In sum, Enron would affect government programs increasing the cost of electricity by billions, much of the increased U.S. cost, which would go to their pocket. Quite a racket.

Enron's aberrant policy stance was known to the bulk of those likely to be disadvantaged by Kyoto's regime. As one executive of an energy users association described it to me, “no one wanted to put their head above the radar to expose [Enron], for fear of pressure group — and administration — backlash”.

Indeed, when President Bush knowingly invited a political hammering last spring by reaffirming his campaign pledge against Kyoto, reporters scrambled to finger the “industry” culprits responsible for this decision. One noted writer/talking head from a national weekly interviewed my colleague Myron Ebell for an hour on that point.

The reporter began by asking the question, and patiently listened to Ebell walk through how Bush actually rebuffed an industry (principally, but not exclusively Enron) priority, in the name of the nation's economy. The scribe gave a thoughtful “Mmmm”, then replied, “great…now…tell me who in industry got Bush to do this?”

Enron promoting the Greens' uber-issue simply violated most reporters' mental template of how a Republican White House makes a decision on energy and/or environment. As the energy executive's comment indicates, the coal industry, which faced extinction, enjoyed few compatriots willing to testify to that which was simply not spoken for the previous eight years.

It is worth noting that Enron simply could not get to where they wanted to go — Kyoto — through Republicans.
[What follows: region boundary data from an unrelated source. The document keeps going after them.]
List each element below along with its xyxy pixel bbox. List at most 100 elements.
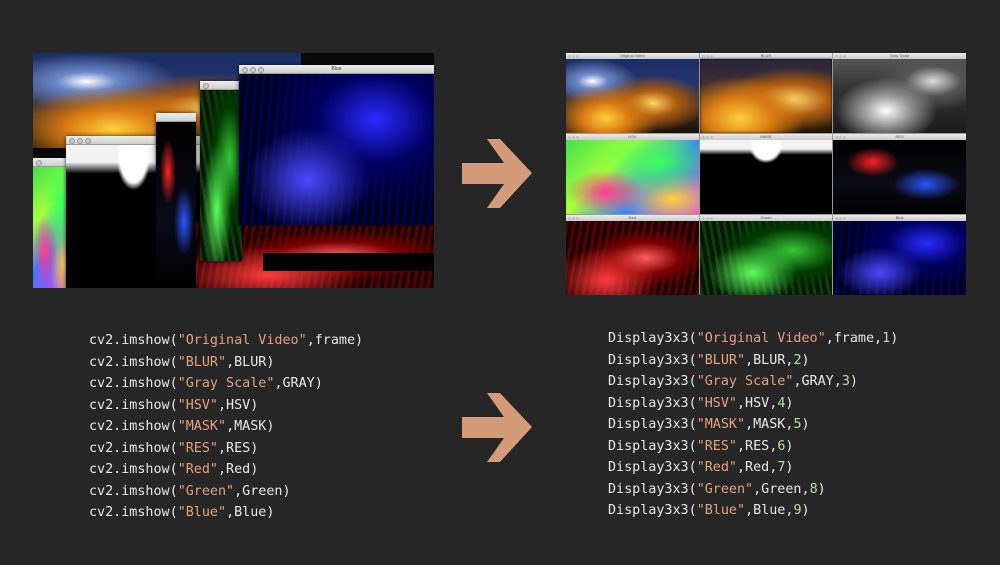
video-frame: [566, 221, 699, 295]
window-title: Red: [628, 215, 636, 220]
code-function: cv2.imshow(: [89, 397, 178, 413]
code-line: cv2.imshow("RES",RES): [89, 438, 363, 460]
code-args: ,RES): [218, 440, 259, 456]
code-args: ,Blue,: [745, 503, 794, 518]
code-function: cv2.imshow(: [89, 333, 178, 348]
code-line: Display3x3("Red",Red,7): [608, 457, 898, 479]
code-paren: ): [801, 352, 810, 368]
window-title: Gray Scale: [889, 53, 910, 58]
right-arrow-icon: [462, 393, 532, 462]
display-3x3-grid: Original Video BLUR Gray Scale HSV MASK RES Re…: [566, 53, 966, 295]
code-number: 5: [793, 417, 802, 432]
grid-window[interactable]: MASK: [699, 134, 833, 214]
grid-window[interactable]: Blue: [833, 215, 966, 295]
code-string: "Blue": [696, 503, 746, 518]
video-frame: [566, 59, 699, 133]
code-line: cv2.imshow("Red",Red): [89, 459, 363, 481]
code-line: Display3x3("Green",Green,8): [608, 479, 898, 501]
code-number: 8: [809, 481, 818, 497]
code-line: Display3x3("Blue",Blue,9): [608, 500, 898, 522]
code-function: Display3x3(: [608, 352, 697, 368]
code-paren: ): [785, 395, 794, 411]
code-string: "BLUR": [177, 354, 227, 370]
code-function: cv2.imshow(: [89, 505, 178, 520]
code-line: Display3x3("MASK",MASK,5): [608, 414, 898, 436]
window-title: HSV: [628, 134, 637, 139]
code-line: Display3x3("BLUR",BLUR,2): [608, 350, 898, 372]
grid-window[interactable]: RES: [833, 134, 966, 214]
code-args: ,Green,: [753, 481, 810, 497]
code-number: 9: [793, 503, 802, 518]
code-line: Display3x3("Original Video",frame,1): [608, 328, 898, 350]
code-function: Display3x3(: [608, 503, 697, 518]
code-number: 2: [793, 352, 802, 368]
code-string: "RES": [696, 438, 737, 454]
code-paren: ): [785, 460, 794, 475]
code-args: ,RES,: [737, 438, 778, 454]
code-args: ,BLUR,: [745, 352, 794, 368]
code-string: "HSV": [177, 397, 218, 413]
code-paren: ): [817, 481, 826, 497]
code-string: "Green": [177, 483, 235, 499]
code-number: 3: [841, 374, 850, 389]
right-arrow-icon: [462, 139, 532, 208]
window-title: Green: [760, 215, 772, 220]
window-title: RES: [895, 134, 904, 139]
code-function: cv2.imshow(: [89, 376, 178, 391]
code-paren: ): [849, 374, 858, 389]
code-args: ,HSV): [218, 397, 259, 413]
code-function: Display3x3(: [608, 481, 697, 497]
code-args: ,frame): [306, 333, 364, 348]
code-line: cv2.imshow("HSV",HSV): [89, 395, 363, 417]
code-args: ,Green): [234, 483, 291, 499]
code-args: ,Red): [218, 462, 259, 477]
window-blue[interactable]: Blue: [239, 65, 434, 225]
grid-window[interactable]: HSV: [566, 134, 699, 214]
code-string: "Gray Scale": [177, 376, 275, 391]
code-string: "Gray Scale": [696, 374, 794, 389]
code-string: "MASK": [696, 417, 746, 432]
code-function: cv2.imshow(: [89, 419, 178, 434]
window-title: Blue: [331, 66, 342, 72]
code-function: Display3x3(: [608, 331, 697, 346]
code-args: ,MASK): [226, 419, 275, 434]
grid-window[interactable]: BLUR: [699, 53, 833, 133]
code-args: ,BLUR): [226, 354, 275, 370]
window-title: BLUR: [760, 53, 772, 58]
code-line: cv2.imshow("Blue",Blue): [89, 502, 363, 524]
code-string: "Red": [696, 460, 737, 475]
code-string: "Red": [177, 462, 218, 477]
display3x3-code-block: Display3x3("Original Video",frame,1) Disp…: [608, 328, 898, 522]
code-line: cv2.imshow("BLUR",BLUR): [89, 352, 363, 374]
window-res[interactable]: [156, 113, 196, 288]
video-frame: [833, 140, 966, 214]
code-string: "Blue": [177, 505, 227, 520]
grid-window[interactable]: Original Video: [566, 53, 699, 133]
code-string: "Original Video": [696, 331, 826, 346]
window-title: Original Video: [619, 53, 645, 58]
code-string: "BLUR": [696, 352, 746, 368]
overlapping-windows-screenshot: Blue: [33, 53, 434, 288]
window-green[interactable]: [200, 81, 242, 261]
code-function: Display3x3(: [608, 460, 697, 475]
grid-window[interactable]: Gray Scale: [833, 53, 966, 133]
code-string: "RES": [177, 440, 218, 456]
code-number: 1: [882, 331, 891, 346]
code-function: Display3x3(: [608, 438, 697, 454]
code-line: Display3x3("HSV",HSV,4): [608, 393, 898, 415]
code-args: ,GRAY,: [793, 374, 842, 389]
code-args: ,Red,: [737, 460, 778, 475]
code-string: "Green": [696, 481, 754, 497]
code-line: cv2.imshow("Original Video",frame): [89, 330, 363, 352]
grid-window[interactable]: Green: [699, 215, 833, 295]
code-function: cv2.imshow(: [89, 354, 178, 370]
code-line: cv2.imshow("MASK",MASK): [89, 416, 363, 438]
video-frame: [699, 59, 833, 133]
code-function: Display3x3(: [608, 395, 697, 411]
grid-window[interactable]: Red: [566, 215, 699, 295]
code-paren: ): [801, 417, 810, 432]
video-frame: [699, 140, 833, 214]
window-title: Blue: [895, 215, 904, 220]
code-string: "HSV": [696, 395, 737, 411]
code-function: cv2.imshow(: [89, 440, 178, 456]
Another flawed though common inquiry in the wake of Enron's collapse is how to explain the stunning pirouette of an erstwhile free market company advocating using the government to disable its competition, plus create artificial scarcity and thus “markets”? This misses the point of Enron.

That this appears as a philosophical turn demonstrates how the oft-cited picture of Enron as poster child for failed free-market ideas could not be more flawed.

Enron was a company whose philosophy was itself, not any among the classic economic or market disciplines. It made its initial fortune by successfully demanding then capitalizing upon removal of government barriers to competition, particularly state regulated electricity monopolies. It then sought to double that fortune by erecting governmental barriers, to artificially create markets, coincidentally quashing its principal competitors.

Though wonderfully Kafkaesque if true, its stealthy campaign for Kyoto's energy restrictions did not trigger Enron's collapse. With luck, however, Enron's downfall, and the subsequent outing of Kyoto as in large part an industry scheme to make billions, will be the deal's ultimate undoing.

Christopher C. Horner is an attorney and senior fellow at the Competitive Enterprise Institute.